5 Answers

  1. The answer depends on what counts as “absolute emptiness”. About 100-150 years ago, it was believed that the space that does not contain atoms of matter (that is, a vacuum) is empty. Of course, even the void of deep space contains particles, at least one per many cubic kilometers. However, it is perfectly legal to imagine a volume in which there is not a single particle.

    However, modern physics accepts that a vacuum is not just “nothing is there”. It is filled with quantized fields (an ideal vacuum is the lowest energy state of the field). Under certain conditions, particles can be born in it: briefly (so-called virtual), or permanently – for example, electron-positron pairs. With this in mind, whether to call an ideal physical vacuum “absolute emptiness” is a matter of taste.

  2. No. Nature does not tolerate emptiness. There is no absolute void in the universe (a region of space in which there is no matter in one form or another). Because emptiness in the material world is unnatural and physically impossible. If we imagine a purely hypothetical appearance of such an “absolutely empty (there is no any matter) bubble” in space, then it will immediately collapse (i.e.) be filled with matter in the form of some physical field, or a physical vacuum (with its virtual particles)

  3. Between the electron cloud and the proton, isn't it there !? It should be somewhere because it is not proven otherwise because not everything has been studied and not enough technology is available for everything

  4. This question is like a Zen koan.

    I think that absolute emptiness, like absolute peace, is completely unnatural to this universe and is not part of it. After all, the basic idea of our world is movement. Movement of something.

    Of course, I write this as a being that is clearly made up of matter (energy), not emptiness, so my perspective on this question is fundamentally distorted.

    My consciousness needs some signals to manifest, to be. It needs to work with something, some change, movement relative to something, to create a connection between something. For it to be born, you need at least something to start with. Grain of sand = = > pearl. And you can't make soup with emptiness.

    Well, let's say this (complete absence of anything) exists (whatever that means).

    How do you know that this is a true absolute void, and not a fake?

    What evidence (or lack thereof) will be sufficient for us?

    Maybe it's like being with God – just faith?

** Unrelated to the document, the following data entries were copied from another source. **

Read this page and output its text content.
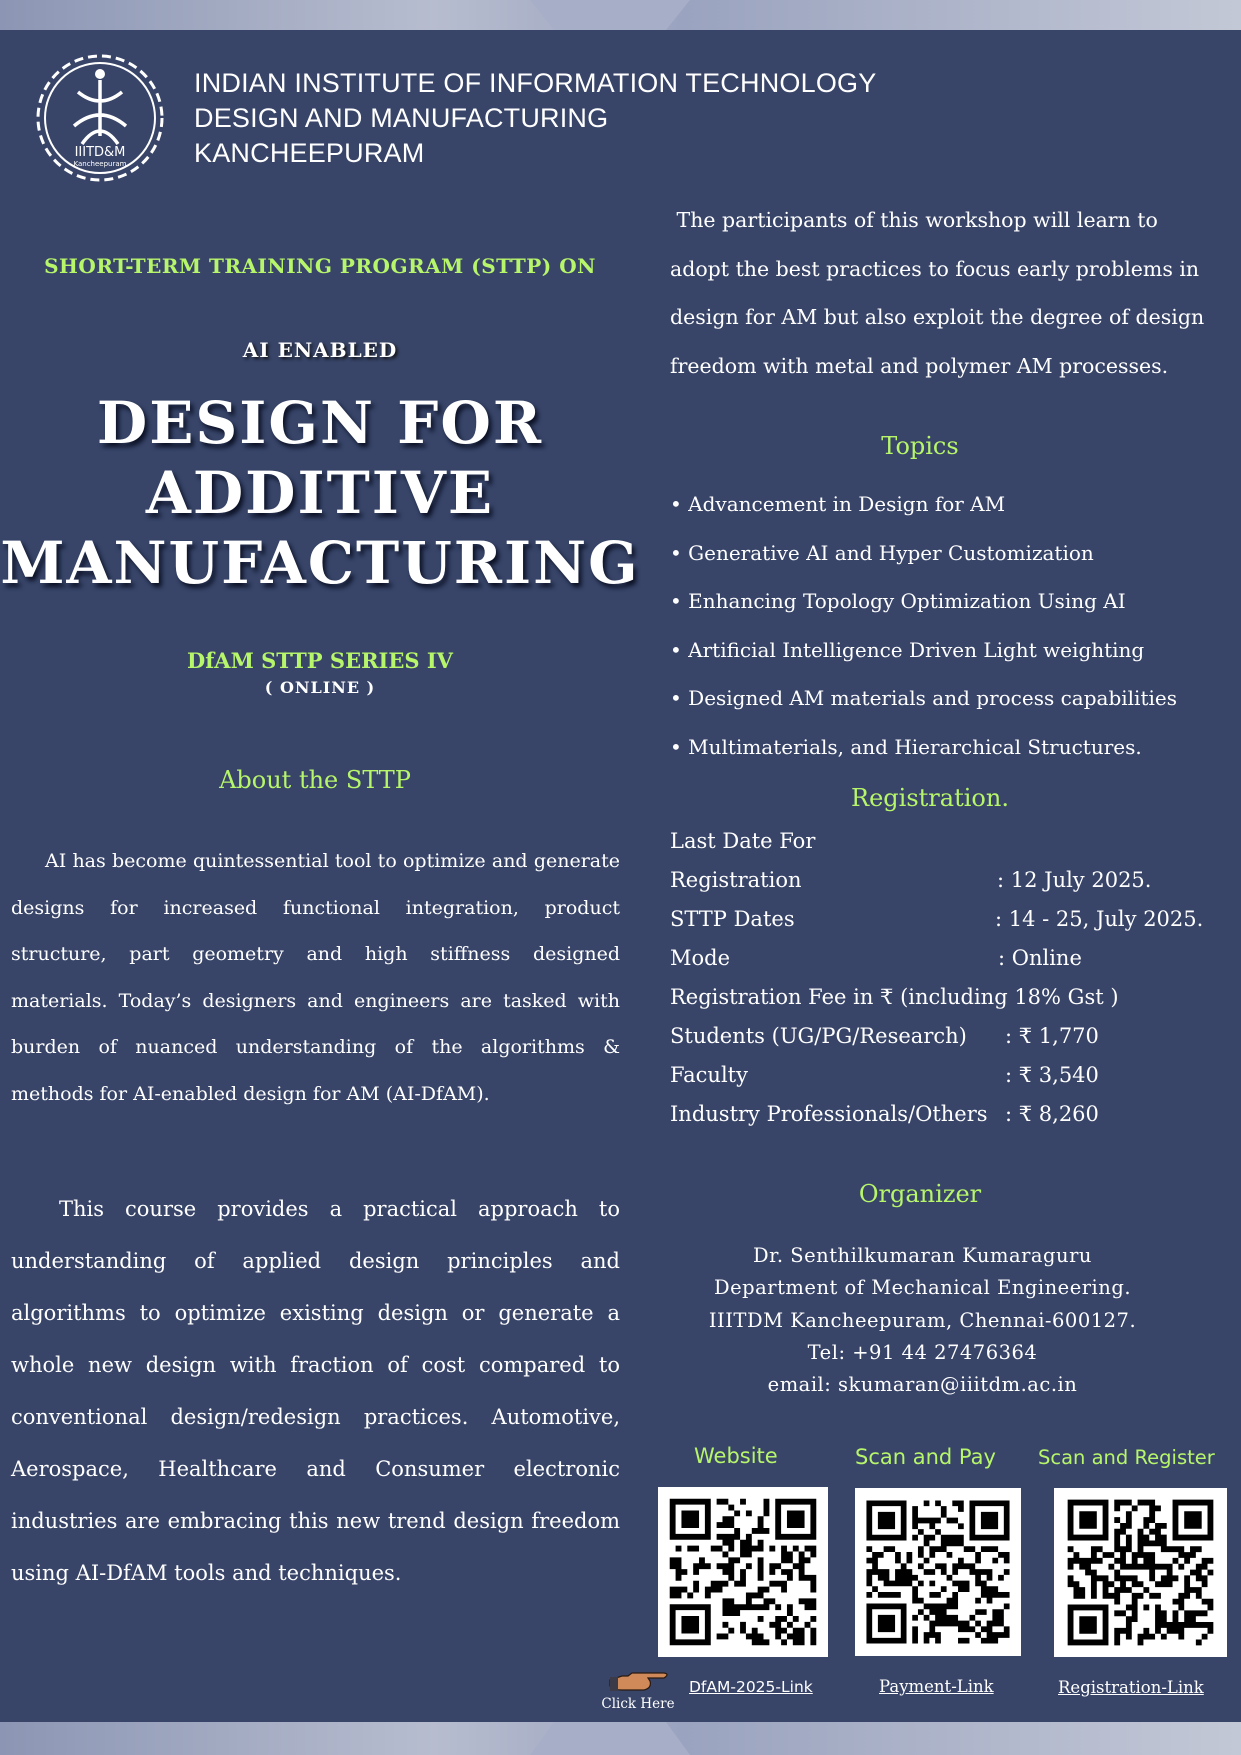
IIITD&M
Kancheepuram
INDIAN INSTITUTE OF INFORMATION TECHNOLOGY
DESIGN AND MANUFACTURING
KANCHEEPURAM
SHORT-TERM TRAINING PROGRAM (STTP) ON
AI ENABLED
DESIGN FOR
ADDITIVE
MANUFACTURING
DfAM STTP SERIES IV
( ONLINE )
About the STTP
AI has become quintessential tool to optimize and generate designs for increased functional integration, product structure, part geometry and high stiffness designed materials. Today’s designers and engineers are tasked with burden of nuanced understanding of the algorithms & methods for AI-enabled design for AM (AI-DfAM).
This course provides a practical approach to understanding of applied design principles and algorithms to optimize existing design or generate a whole new design with fraction of cost compared to conventional design/redesign practices. Automotive, Aerospace, Healthcare and Consumer electronic industries are embracing this new trend design freedom using AI-DfAM tools and techniques.
The participants of this workshop will learn to adopt the best practices to focus early problems in design for AM but also exploit the degree of design freedom with metal and polymer AM processes.
Topics
• Advancement in Design for AM
• Generative AI and Hyper Customization
• Enhancing Topology Optimization Using AI
• Artificial Intelligence Driven Light weighting
• Designed AM materials and process capabilities
• Multimaterials, and Hierarchical Structures.
Registration.
Last Date For
Registration	: 12 July 2025.
STTP Dates	: 14 - 25, July 2025.
Mode	: Online
Registration Fee in ₹ (including 18% Gst )
Students (UG/PG/Research) : ₹ 1,770
Faculty	: ₹ 3,540
Industry Professionals/Others : ₹ 8,260
Organizer
Dr. Senthilkumaran Kumaraguru
Department of Mechanical Engineering.
IIITDM Kancheepuram, Chennai-600127.
Tel: +91 44 27476364
email: skumaran@iiitdm.ac.in
Website	Scan and Pay Scan and Register
Click Here
DfAM-2025-Link	Payment-Link	Registration-Link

    Most likely, this whole paradox is due to the fact that we live in a world of “absolute completeness”)

  5. Yes, the Einstein vacuum exists, but somewhere far away and hopefully not here. Read physics and mathematics, especially about Einstein and Minkowski. Or Google the true and false vacuum, how they differ and how they found out.

    Since Minkowski space is a thing of err… trivial and intuitive, I don't see the point in retelling the original sources.

    Loosely paraphrasing Godel's theorem, there is a point in space that is not filled with anything that could be filled within the existing mathematical model.